Sotheby’s November edition of Contemporary Curated is open for bidding and it's been guest curated by Fai Khadra. Khadra has created stage designs for the likes of Drake, A$AP Ferg, and Syd, collaborated with fashion houses including, Dior, Alexander Wang, Moncler, and Louis Vuitton, and featured on musical projects with Blood Orange and The Internet.
Now, the multi-disciplinary artist, musician, and art director is using his impressive platform to encourage a new, younger art audience to think about collecting.
Recent studies have shown that millennials are now the fastest-growing constituency of collectors, and at the top end of the market, they buy more art and spend more on it than any other demographic. But the world of auction houses and art fairs can be mystifying if you don't know where to start.

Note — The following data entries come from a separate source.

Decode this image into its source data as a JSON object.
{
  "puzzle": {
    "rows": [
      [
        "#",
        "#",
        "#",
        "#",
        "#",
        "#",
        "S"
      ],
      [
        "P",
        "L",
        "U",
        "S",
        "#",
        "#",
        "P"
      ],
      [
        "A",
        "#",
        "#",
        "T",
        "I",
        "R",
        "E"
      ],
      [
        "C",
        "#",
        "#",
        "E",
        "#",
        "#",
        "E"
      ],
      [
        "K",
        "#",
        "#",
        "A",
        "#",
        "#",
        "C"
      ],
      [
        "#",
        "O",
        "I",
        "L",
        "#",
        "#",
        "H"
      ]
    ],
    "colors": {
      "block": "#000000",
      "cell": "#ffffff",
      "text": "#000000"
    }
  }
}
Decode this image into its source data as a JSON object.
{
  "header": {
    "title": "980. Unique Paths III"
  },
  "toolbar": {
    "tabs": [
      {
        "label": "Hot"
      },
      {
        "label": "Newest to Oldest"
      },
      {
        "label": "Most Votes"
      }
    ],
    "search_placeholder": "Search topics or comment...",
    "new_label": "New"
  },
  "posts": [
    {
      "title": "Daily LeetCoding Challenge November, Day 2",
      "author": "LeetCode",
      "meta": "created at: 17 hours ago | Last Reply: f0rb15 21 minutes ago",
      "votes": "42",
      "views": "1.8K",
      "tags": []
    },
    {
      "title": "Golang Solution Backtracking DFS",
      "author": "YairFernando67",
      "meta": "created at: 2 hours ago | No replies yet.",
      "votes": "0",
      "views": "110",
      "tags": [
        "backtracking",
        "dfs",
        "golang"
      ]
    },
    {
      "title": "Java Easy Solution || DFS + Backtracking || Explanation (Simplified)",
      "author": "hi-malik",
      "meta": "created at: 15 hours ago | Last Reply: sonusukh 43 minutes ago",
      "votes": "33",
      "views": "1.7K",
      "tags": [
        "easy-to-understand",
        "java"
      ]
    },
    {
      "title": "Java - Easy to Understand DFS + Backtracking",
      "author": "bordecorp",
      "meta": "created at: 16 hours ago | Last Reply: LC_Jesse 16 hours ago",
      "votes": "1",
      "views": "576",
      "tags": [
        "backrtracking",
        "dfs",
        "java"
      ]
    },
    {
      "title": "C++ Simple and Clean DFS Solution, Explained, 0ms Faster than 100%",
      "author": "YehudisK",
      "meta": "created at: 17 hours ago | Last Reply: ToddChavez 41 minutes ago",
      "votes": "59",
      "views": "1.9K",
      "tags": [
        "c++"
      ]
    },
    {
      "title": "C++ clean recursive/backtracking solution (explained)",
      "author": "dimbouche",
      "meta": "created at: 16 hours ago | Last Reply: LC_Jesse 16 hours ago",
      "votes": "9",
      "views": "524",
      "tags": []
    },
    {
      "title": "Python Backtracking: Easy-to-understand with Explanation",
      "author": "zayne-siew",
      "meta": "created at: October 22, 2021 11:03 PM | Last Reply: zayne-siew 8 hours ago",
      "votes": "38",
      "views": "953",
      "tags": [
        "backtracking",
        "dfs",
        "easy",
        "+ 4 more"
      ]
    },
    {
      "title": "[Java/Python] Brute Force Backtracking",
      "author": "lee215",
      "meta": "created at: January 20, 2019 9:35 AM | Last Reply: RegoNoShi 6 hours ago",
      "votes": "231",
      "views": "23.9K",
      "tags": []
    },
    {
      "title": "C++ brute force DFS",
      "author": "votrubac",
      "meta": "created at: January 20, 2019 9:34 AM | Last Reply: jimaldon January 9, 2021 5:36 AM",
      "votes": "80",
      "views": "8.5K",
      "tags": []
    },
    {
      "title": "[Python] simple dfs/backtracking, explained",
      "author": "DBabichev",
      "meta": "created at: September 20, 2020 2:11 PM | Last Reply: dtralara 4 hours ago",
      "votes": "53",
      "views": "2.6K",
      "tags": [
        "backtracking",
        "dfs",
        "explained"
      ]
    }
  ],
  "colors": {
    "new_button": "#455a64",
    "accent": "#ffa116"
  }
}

With the latest Contemporary Curated auction open for bidding with works from the likes of Andy Warhol and Bill Viola, we asked Khadra about his favorite artworks, artists, and the best advice for aspiring collectors.

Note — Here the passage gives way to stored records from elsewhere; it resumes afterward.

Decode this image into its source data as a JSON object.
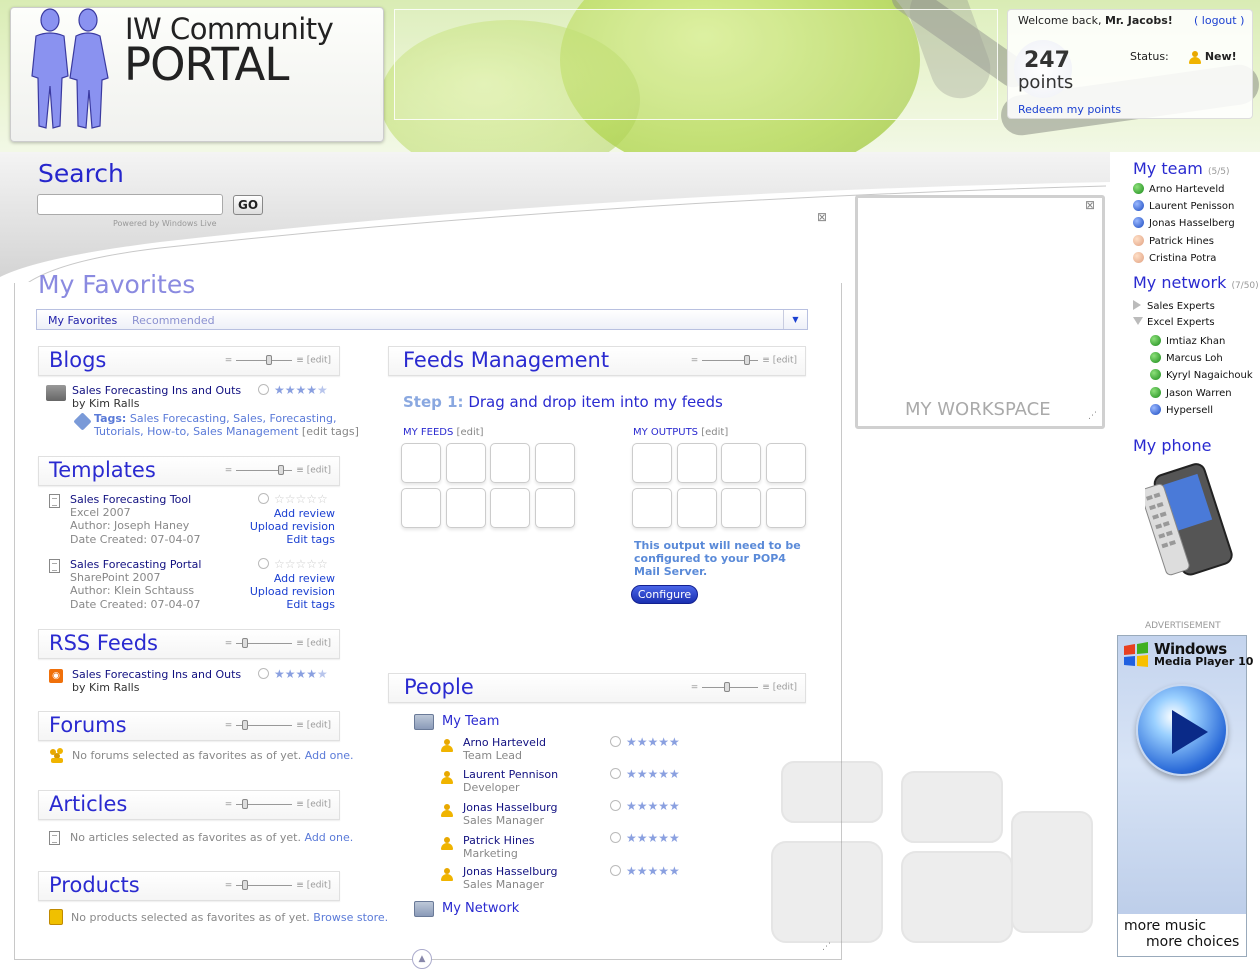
{
  "header": {
    "logo_line1": "IW Community",
    "logo_line2": "PORTAL",
    "welcome_prefix": "Welcome back,",
    "welcome_name": "Mr. Jacobs!",
    "logout": "( logout )",
    "points_value": "247",
    "points_label": "points",
    "status_label": "Status:",
    "status_value": "New!",
    "redeem": "Redeem my points"
  },
  "search": {
    "title": "Search",
    "placeholder": "",
    "go": "GO",
    "powered": "Powered by Windows Live"
  },
  "favorites": {
    "title": "My Favorites",
    "tabs": [
      "My Favorites",
      "Recommended"
    ]
  },
  "edit": "[edit]",
  "blogs": {
    "title": "Blogs",
    "item_title": "Sales Forecasting Ins and Outs",
    "item_by": "by Kim Ralls",
    "tags_label": "Tags:",
    "tags_line1": "Sales Forecasting, Sales, Forecasting,",
    "tags_line2": "Tutorials, How-to, Sales Management",
    "edit_tags": "[edit tags]",
    "rating": 4.5
  },
  "templates": {
    "title": "Templates",
    "items": [
      {
        "title": "Sales Forecasting Tool",
        "app": "Excel 2007",
        "author": "Author: Joseph Haney",
        "date": "Date Created: 07-04-07",
        "a1": "Add review",
        "a2": "Upload revision",
        "a3": "Edit tags",
        "rating": 0
      },
      {
        "title": "Sales Forecasting Portal",
        "app": "SharePoint 2007",
        "author": "Author: Klein Schtauss",
        "date": "Date Created: 07-04-07",
        "a1": "Add review",
        "a2": "Upload revision",
        "a3": "Edit tags",
        "rating": 0
      }
    ]
  },
  "rss": {
    "title": "RSS Feeds",
    "item_title": "Sales Forecasting Ins and Outs",
    "item_by": "by Kim Ralls",
    "rating": 4.5
  },
  "forums": {
    "title": "Forums",
    "text": "No forums selected as favorites as of yet.",
    "link": "Add one."
  },
  "articles": {
    "title": "Articles",
    "text": "No articles selected as favorites as of yet.",
    "link": "Add one."
  },
  "products": {
    "title": "Products",
    "text": "No products selected as favorites as of yet.",
    "link": "Browse store."
  },
  "feeds": {
    "title": "Feeds Management",
    "step_label": "Step 1:",
    "step_text": "Drag and drop item into my feeds",
    "my_feeds": "MY FEEDS",
    "my_outputs": "MY OUTPUTS",
    "note": "This output will need to be configured to your POP4 Mail Server.",
    "configure": "Configure"
  },
  "people": {
    "title": "People",
    "team_label": "My Team",
    "network_label": "My Network",
    "members": [
      {
        "name": "Arno Harteveld",
        "role": "Team Lead",
        "rating": 5
      },
      {
        "name": "Laurent Pennison",
        "role": "Developer",
        "rating": 5
      },
      {
        "name": "Jonas Hasselburg",
        "role": "Sales Manager",
        "rating": 5
      },
      {
        "name": "Patrick Hines",
        "role": "Marketing",
        "rating": 5
      },
      {
        "name": "Jonas Hasselburg",
        "role": "Sales Manager",
        "rating": 5
      }
    ]
  },
  "workspace": {
    "label": "MY WORKSPACE"
  },
  "sidebar": {
    "team_title": "My team",
    "team_count": "(5/5)",
    "team": [
      {
        "name": "Arno Harteveld",
        "status": "online"
      },
      {
        "name": "Laurent Penisson",
        "status": "away"
      },
      {
        "name": "Jonas Hasselberg",
        "status": "busy"
      },
      {
        "name": "Patrick Hines",
        "status": "offline"
      },
      {
        "name": "Cristina Potra",
        "status": "offline"
      }
    ],
    "network_title": "My network",
    "network_count": "(7/50)",
    "groups": [
      "Sales Experts",
      "Excel Experts"
    ],
    "network": [
      {
        "name": "Imtiaz Khan",
        "status": "online"
      },
      {
        "name": "Marcus Loh",
        "status": "online"
      },
      {
        "name": "Kyryl Nagaichouk",
        "status": "online"
      },
      {
        "name": "Jason Warren",
        "status": "online"
      },
      {
        "name": "Hypersell",
        "status": "busy"
      }
    ],
    "phone_title": "My phone"
  },
  "ad": {
    "label": "ADVERTISEMENT",
    "brand": "Windows",
    "product": "Media Player 10",
    "line1": "more music",
    "line2": "more choices"
  },
  "colors": {
    "accent": "#2a2ad0",
    "link": "#1a3fd1",
    "header_bg": "#d9ecb4"
  }
}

I read that seeing art in person is really important for you. How have you adapted during the pandemic?
In the beginning, it was exciting to see how people were going to try to do exhibitions more virtually, and I think there's definitely still promise to that, but there's nothing really quite like being confronted with the work in person.

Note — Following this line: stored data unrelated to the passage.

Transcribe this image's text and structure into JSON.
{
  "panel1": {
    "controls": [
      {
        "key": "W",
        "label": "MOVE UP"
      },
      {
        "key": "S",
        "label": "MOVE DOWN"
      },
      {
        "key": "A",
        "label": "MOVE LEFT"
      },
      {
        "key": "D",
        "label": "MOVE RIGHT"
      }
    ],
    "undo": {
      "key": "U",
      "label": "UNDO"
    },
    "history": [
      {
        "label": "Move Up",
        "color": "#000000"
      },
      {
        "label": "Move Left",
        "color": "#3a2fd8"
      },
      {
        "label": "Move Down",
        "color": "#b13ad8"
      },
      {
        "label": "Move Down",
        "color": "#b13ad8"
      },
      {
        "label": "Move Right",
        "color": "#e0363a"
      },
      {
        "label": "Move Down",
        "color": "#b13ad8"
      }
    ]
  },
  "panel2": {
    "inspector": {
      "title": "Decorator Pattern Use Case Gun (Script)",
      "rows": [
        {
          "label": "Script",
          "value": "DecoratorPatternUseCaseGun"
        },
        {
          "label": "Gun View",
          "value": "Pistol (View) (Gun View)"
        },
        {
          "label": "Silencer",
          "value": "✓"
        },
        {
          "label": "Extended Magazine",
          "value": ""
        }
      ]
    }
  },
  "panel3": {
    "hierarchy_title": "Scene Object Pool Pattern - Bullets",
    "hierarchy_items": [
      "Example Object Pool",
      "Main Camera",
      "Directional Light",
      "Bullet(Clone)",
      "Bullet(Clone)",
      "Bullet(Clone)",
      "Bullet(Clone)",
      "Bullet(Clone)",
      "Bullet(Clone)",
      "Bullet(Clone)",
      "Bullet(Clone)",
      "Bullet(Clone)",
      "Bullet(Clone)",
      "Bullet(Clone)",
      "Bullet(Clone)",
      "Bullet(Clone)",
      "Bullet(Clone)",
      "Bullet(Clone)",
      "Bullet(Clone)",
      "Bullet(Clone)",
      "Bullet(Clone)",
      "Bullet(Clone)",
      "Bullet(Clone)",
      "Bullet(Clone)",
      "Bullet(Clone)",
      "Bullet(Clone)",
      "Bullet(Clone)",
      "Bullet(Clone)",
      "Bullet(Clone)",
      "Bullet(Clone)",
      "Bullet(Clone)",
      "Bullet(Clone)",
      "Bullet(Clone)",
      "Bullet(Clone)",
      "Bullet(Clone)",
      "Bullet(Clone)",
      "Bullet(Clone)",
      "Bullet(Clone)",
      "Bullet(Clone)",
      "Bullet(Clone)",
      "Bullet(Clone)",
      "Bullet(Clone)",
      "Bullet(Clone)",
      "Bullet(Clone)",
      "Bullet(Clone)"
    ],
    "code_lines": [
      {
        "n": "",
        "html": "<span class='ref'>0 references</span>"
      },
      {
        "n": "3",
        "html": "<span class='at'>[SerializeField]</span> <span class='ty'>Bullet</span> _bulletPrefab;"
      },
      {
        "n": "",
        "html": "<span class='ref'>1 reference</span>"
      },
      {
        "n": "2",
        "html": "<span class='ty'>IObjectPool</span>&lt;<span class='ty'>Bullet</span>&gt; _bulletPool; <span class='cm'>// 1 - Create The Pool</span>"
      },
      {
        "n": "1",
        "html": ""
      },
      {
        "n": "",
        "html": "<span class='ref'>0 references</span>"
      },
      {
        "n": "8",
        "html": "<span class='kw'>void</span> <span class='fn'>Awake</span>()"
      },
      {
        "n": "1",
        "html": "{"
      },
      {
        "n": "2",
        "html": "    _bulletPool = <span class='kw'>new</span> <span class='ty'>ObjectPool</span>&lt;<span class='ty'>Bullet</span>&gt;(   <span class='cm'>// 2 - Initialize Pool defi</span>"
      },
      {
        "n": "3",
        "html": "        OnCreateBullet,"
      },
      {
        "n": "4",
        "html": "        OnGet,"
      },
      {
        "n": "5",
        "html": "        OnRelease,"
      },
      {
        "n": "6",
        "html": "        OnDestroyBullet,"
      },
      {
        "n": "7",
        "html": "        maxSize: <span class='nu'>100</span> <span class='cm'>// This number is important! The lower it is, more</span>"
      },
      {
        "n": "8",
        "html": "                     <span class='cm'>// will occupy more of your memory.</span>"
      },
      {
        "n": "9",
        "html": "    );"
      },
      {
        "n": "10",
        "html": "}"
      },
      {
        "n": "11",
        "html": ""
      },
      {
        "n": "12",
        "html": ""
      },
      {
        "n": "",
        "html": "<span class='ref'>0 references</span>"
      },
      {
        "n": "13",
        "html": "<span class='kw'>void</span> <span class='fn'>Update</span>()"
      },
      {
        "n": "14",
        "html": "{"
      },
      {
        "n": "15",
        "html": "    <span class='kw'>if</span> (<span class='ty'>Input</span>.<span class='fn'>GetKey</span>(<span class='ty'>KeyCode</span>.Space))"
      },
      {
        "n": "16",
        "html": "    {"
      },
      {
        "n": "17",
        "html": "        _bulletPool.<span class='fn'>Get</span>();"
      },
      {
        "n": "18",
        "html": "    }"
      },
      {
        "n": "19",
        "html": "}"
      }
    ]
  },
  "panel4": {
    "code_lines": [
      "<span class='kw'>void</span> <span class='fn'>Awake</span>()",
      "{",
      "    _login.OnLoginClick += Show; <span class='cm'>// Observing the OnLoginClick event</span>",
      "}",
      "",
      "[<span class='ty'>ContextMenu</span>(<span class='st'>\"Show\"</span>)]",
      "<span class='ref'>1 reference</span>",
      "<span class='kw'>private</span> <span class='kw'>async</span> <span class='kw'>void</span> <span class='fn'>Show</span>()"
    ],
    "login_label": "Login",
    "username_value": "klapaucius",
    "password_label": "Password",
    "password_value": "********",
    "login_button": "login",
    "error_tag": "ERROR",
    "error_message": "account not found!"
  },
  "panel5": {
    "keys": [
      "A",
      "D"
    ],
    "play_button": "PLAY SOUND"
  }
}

Over quarantine, I was going back into the archives and looking at, and re-digesting shows I've seen in the past, or just watching documentaries or films or reading books. I bought a million different art books to do research on things that I might have missed in the past, or things I've overlooked.
That was really interesting because it was like revisiting different shows I've been to or reliving artists' histories with them. That was how I re-engaged with art during that time of total lockdown. And then I think, once things started to open up back again, I feel like galleries started to be really smart about letting a certain amount of people in this time. What’s the most significant piece in your collection?
One of my favorites is probably the Sterling Ruby stalagmite that I just acquired – because of the scale. It's still not installed actually because we have to cut out a piece of my roof so that it can fit through. It's just taller than the height of my ceiling.
I got it from Sotheby's. I just loved the way it looked. I loved the title. I loved that series specifically from Sterling, and so I just was like, "Okay, I'm going to bid." I thought someone would probably outbid me and then I ended up winning the lot and after looking at the dimensions, I was like, "Okay, how is this going to fit in the house?" So, that started the whole process of figuring out where it was going to go, and how it was going to fit. I was literally on the phone with Sterling yesterday being like, "What type of glass do I have to put on top so that it doesn't get ruined?"
How would you describe your approach to collecting?
I think it's always going to evolve. What artists take on as a topic to explore is ever-changing, especially now. I wonder how artists are going to digest all of these events, like this lockdown, the election, and everything that's been going on. It's such a turbulent time and artists will make works that reflect this time – and that's going to inform a lot of the collecting.
Personally, I love to collect works by artists who are pushing the boundaries of what it means to create art. I think it's really interesting if they can take on challenging topics in a really beautiful way. There are so many artists I would love to own pieces by, it's almost impossible to pick a couple.
But if you had to pick one?
I would love a fountain piece from Bruce Nauman.
What advice would you give people looking to start collecting?
The advice I'd give any collector is to buy something that they truly love and feel like they can live with forever. Then you'll never be concerned about its market price and if it goes up, great, and if it doesn't, then it's still a piece you love.
Buying something that you have a personal connection with is the most important thing. The market really can't dictate that. I think it's such a personal connection with the art and the collector.
Which artists would you tell your friends to keep an eye on in 2021?
There are so many young artists. I have friends who are amazing artists like Dozie Kanu and Issy Wood. I also really like Sayre Gomez.
Do you have an eye on a particular lot in the Contemporary Curated auction?
I really like the Urs Fischer piece, and I really like the Andy Warhol in Drag portrait. I just think it's iconic.
The Contemporary Curated auction closes on November 24.